Tax Cuts. "Hardly any of my constituents are in favor of a tax cut," reported California Republican Bob Wilson. "I found more insistence upon tax cuts in Washington than at home," said Maine's Coffin. That old tax cutter, Illinois' Democratic Senator Paul Douglas, found the support he was looking for, but Republican Congressman Robert Michel of hard-hit Peoria (farm machinery) changed his mind, said he would vote against an immediate cut. Said Arkansas Congressman Wilbur Mills: "Everyone would welcome a tax cut, of course, but I haven't detected any great demand." Added Nebraska's Arthur Lewis Miller: "I was against a tax cut before I came home. I was glad to see the voters had about the same thinking; it gives me a little more backbone." A nose count of U.S. Senators showed that 70 would vote "no" on an immediate tax cut.

Foreign Aid. "People are very much in favor of it," reported Connecticut G.O.P. Congressman Edwin May. "I'm in favor," said Brooklyn Democrat Emanuel Celler, "but the people in my district show very little interest." "My people are in favor of cutting down," said South Carolina Democrat William Jennings Bryan Dorn. Said Minnesota's First District Congressman Albert H. Quie: "There's been a change in Minnesota. I've even seen farmer meetings where resolutions are passed supporting reciprocal trade." Chicago Democrat John C. Kluczynski switched over recess from an anti-aid stand.
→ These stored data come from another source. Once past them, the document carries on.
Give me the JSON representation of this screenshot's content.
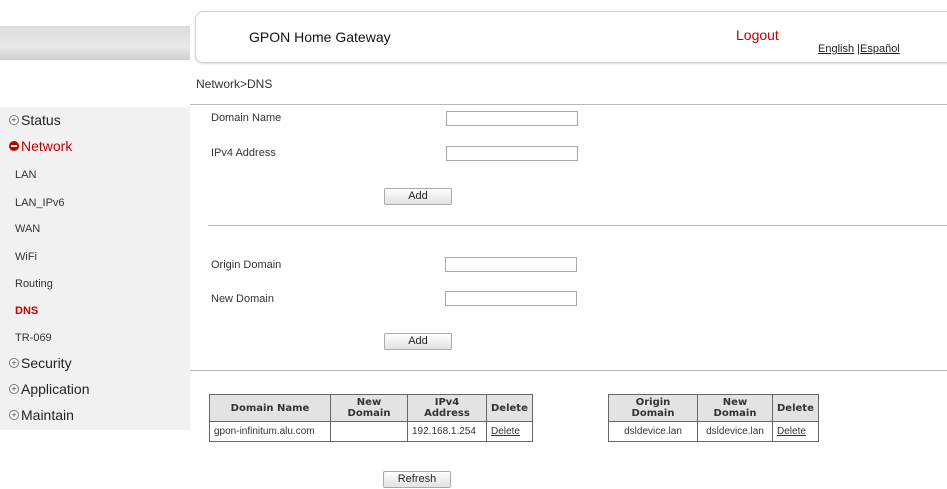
{
  "header": {
    "title": "GPON Home Gateway",
    "logout": "Logout",
    "lang_english": "English",
    "lang_sep": " |",
    "lang_spanish": "Español"
  },
  "breadcrumb": "Network>DNS",
  "sidebar": {
    "status": "Status",
    "network": "Network",
    "network_items": [
      "LAN",
      "LAN_IPv6",
      "WAN",
      "WiFi",
      "Routing",
      "DNS",
      "TR-069"
    ],
    "security": "Security",
    "application": "Application",
    "maintain": "Maintain"
  },
  "form1": {
    "domain_name_label": "Domain Name",
    "domain_name_value": "",
    "ipv4_label": "IPv4 Address",
    "ipv4_value": "",
    "add": "Add"
  },
  "form2": {
    "origin_label": "Origin Domain",
    "origin_value": "",
    "new_label": "New Domain",
    "new_value": "",
    "add": "Add"
  },
  "table1": {
    "headers": [
      "Domain Name",
      "New Domain",
      "IPv4 Address",
      "Delete"
    ],
    "rows": [
      [
        "gpon-infinitum.alu.com",
        "",
        "192.168.1.254",
        "Delete"
      ]
    ]
  },
  "table2": {
    "headers": [
      "Origin Domain",
      "New Domain",
      "Delete"
    ],
    "rows": [
      [
        "dsldevice.lan",
        "dsldevice.lan",
        "Delete"
      ]
    ]
  },
  "refresh": "Refresh",
  "colors": {
    "accent": "#c00000",
    "sidebar_bg": "#f1f1f1"
  }
}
Said he: "I just changed by talking to the people. What the hell, we can't be isolationist. We've got to live with the world."
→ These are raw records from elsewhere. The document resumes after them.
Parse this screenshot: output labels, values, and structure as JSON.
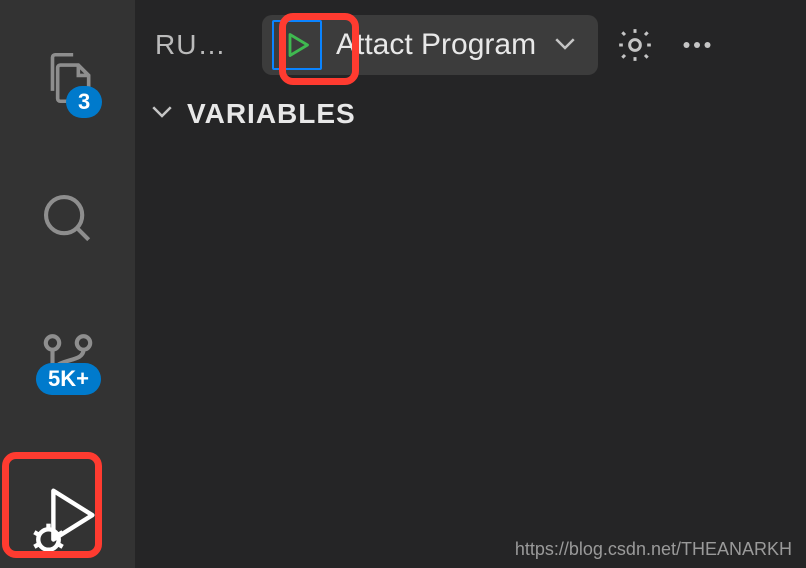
{
  "activity": {
    "files_badge": "3",
    "scm_badge": "5K+"
  },
  "panel": {
    "title": "RU…",
    "config_name": "Attact Program",
    "section_variables": "VARIABLES"
  },
  "watermark": "https://blog.csdn.net/THEANARKH"
}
Basic Confidence. No one probed his district more energetically than Michigan Republican Charles E. (for Ernest) Chamberlain, 40, who performs the neat feat of representing two areas (Flint and Lansing) heavily populated with Democratic auto workers, and one Republican rural county. Freshman Chuck Chamberlain earlier had sent 100,000 questionnaires on aid, trade and taxes to his Sixth District, had tabulated the 11,000 replies (57% against a tax cut, 35% in favor, 8% undecided). On his first night home in East Lansing, Chamberlain dropped a log on his foot, bruised it badly.

Nevertheless, he hobbled off on his tour. Said he to 300 people a day: "I'm your Congressman. What can I do to help you?" In depressed Flint (Buick) and Lansing (Oldsmobile), everybody wanted an end to automobile excise taxes. In rural Livingston County, farmers (average holding: 150 acres) suggested that Congress help by easing farm controls and leaving them alone. Congressman Chamberlain talked as well as listened. Demanded auto workers: Why not levy higher duties on foreign cars? Answered Chamberlain: "We have to let those cars come in. They're our balance in trade for hundreds of thousands of U.S. trucks sold to our friends abroad every year."

This week Chuck Chamberlain and colleagues settled down for the remainder of an important session. Back in the cave of the winds there was slim chance that an election-year Congress would quit making a big political thing out of the recession. On the other hand, there was high hope that its members had assimilated perhaps the most important finding to come out of a grass-roots tour since the New Deal days. The people, as Maine Democrat Frank Coffin put it, displayed "powerful basic confidence in the American economy." The confidence was grounded not on Washington slogans but on a remarkably unanimous conviction among workers, farmers and businessmen that the U.S. economy itself could cure the recession.